Posted by: Marti at March 29, 2006 10:18 AM
This is a great post, April.. I hadn't realized that about women's motivations in general, it's enlightening..
I have to agree with Zaynep on the "the best looking men are gay" thing.. even *I* notice that, and I'm straight :) I'd disagree with her on the "no frigid men" thing though, I've seen it.. then again, I'm a lot more open about certain things with my friends than most men would be.
Posted by: gregg m. at March 29, 2006 4:06 PM
Hi April, I'm just catching up on your LJ.

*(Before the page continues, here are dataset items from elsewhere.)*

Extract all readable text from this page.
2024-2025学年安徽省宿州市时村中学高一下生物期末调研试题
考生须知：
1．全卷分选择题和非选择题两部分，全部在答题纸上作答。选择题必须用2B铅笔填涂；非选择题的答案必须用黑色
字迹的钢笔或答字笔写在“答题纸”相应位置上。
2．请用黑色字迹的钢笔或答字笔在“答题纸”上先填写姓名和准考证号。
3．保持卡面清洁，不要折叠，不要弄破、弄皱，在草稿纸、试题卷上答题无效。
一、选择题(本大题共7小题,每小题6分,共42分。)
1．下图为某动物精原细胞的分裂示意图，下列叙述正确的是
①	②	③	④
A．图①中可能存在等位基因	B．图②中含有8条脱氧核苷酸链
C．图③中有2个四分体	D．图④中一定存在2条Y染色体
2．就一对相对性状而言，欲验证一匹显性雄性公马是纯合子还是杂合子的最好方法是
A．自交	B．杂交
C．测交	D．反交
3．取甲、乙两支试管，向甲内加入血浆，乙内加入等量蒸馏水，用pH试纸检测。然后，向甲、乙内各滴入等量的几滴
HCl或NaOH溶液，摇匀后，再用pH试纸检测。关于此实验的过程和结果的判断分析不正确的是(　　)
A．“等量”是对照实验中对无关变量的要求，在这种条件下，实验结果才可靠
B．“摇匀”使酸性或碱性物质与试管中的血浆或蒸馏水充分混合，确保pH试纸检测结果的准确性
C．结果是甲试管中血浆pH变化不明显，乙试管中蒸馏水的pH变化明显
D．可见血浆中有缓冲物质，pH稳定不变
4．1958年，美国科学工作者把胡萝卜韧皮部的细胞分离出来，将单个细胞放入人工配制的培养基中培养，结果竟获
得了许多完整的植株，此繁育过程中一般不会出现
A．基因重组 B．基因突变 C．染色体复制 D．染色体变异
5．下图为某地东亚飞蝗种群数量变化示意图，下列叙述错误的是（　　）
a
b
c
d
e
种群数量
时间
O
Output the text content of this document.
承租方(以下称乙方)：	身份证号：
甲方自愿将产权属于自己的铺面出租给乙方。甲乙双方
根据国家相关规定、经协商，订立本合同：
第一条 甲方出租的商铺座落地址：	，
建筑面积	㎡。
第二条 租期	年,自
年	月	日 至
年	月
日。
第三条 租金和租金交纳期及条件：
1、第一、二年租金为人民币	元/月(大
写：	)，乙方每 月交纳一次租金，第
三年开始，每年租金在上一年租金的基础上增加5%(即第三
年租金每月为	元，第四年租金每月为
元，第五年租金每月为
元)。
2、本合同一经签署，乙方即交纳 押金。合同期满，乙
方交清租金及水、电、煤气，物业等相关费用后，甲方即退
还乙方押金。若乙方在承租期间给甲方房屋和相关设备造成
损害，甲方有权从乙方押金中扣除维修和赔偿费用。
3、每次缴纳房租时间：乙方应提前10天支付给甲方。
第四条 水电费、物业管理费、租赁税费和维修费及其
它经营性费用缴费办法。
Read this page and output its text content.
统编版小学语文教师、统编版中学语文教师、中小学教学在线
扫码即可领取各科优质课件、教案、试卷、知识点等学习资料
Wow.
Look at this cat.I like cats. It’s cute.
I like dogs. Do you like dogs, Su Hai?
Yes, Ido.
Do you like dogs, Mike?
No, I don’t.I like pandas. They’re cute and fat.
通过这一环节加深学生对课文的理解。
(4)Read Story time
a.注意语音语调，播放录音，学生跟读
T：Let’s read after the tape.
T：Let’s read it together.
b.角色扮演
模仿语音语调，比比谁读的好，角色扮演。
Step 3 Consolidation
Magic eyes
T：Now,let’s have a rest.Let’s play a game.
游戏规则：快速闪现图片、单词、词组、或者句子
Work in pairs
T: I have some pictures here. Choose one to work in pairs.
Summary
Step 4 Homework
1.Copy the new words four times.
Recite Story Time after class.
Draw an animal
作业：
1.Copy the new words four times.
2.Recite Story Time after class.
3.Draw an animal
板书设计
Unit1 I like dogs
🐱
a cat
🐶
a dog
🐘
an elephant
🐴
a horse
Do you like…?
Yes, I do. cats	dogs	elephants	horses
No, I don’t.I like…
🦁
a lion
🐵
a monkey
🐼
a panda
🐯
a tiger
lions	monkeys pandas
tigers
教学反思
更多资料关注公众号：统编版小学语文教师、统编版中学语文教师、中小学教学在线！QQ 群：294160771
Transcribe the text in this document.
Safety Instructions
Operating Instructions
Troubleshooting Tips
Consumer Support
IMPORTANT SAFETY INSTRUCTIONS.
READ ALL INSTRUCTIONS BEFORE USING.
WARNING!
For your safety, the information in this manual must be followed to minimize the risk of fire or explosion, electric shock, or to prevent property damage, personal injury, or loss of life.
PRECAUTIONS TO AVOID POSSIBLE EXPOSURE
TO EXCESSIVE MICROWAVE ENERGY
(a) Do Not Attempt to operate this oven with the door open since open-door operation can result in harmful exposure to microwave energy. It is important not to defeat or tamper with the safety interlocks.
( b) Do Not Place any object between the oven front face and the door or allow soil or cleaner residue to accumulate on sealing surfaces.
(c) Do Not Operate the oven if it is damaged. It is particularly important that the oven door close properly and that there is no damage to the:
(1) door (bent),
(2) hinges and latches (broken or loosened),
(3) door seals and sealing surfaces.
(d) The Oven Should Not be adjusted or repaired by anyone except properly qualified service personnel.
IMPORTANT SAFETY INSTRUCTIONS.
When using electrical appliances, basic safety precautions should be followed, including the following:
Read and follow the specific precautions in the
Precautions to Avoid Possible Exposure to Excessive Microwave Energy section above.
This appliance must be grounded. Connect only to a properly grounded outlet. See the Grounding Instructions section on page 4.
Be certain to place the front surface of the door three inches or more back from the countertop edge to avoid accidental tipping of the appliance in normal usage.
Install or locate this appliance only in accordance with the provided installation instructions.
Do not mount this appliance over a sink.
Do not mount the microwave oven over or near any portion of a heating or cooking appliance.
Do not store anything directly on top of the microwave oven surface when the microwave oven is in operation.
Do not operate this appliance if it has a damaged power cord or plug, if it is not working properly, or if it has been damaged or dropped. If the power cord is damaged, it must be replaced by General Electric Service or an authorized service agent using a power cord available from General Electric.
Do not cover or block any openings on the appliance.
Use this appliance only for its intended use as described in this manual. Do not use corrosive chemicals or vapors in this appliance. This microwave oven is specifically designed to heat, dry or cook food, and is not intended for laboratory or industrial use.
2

Excellent post. So many truly good points and I have too much to say on it!!!
In my experience I have avoided women who are so black and white, so judgemental of others. I've always been able to find women who don't buy into that particular feminine culture. Since I have just done this instinctually I don't really understand how women can behave this way and still be happy. My brief exposure to this culture was amusing, I felt like a purple polka-doted monster with three limbs! I have also long wondered why you, and others, dislike other women since I don't have the same experiences. I appreciate the illumination and clarity of your post.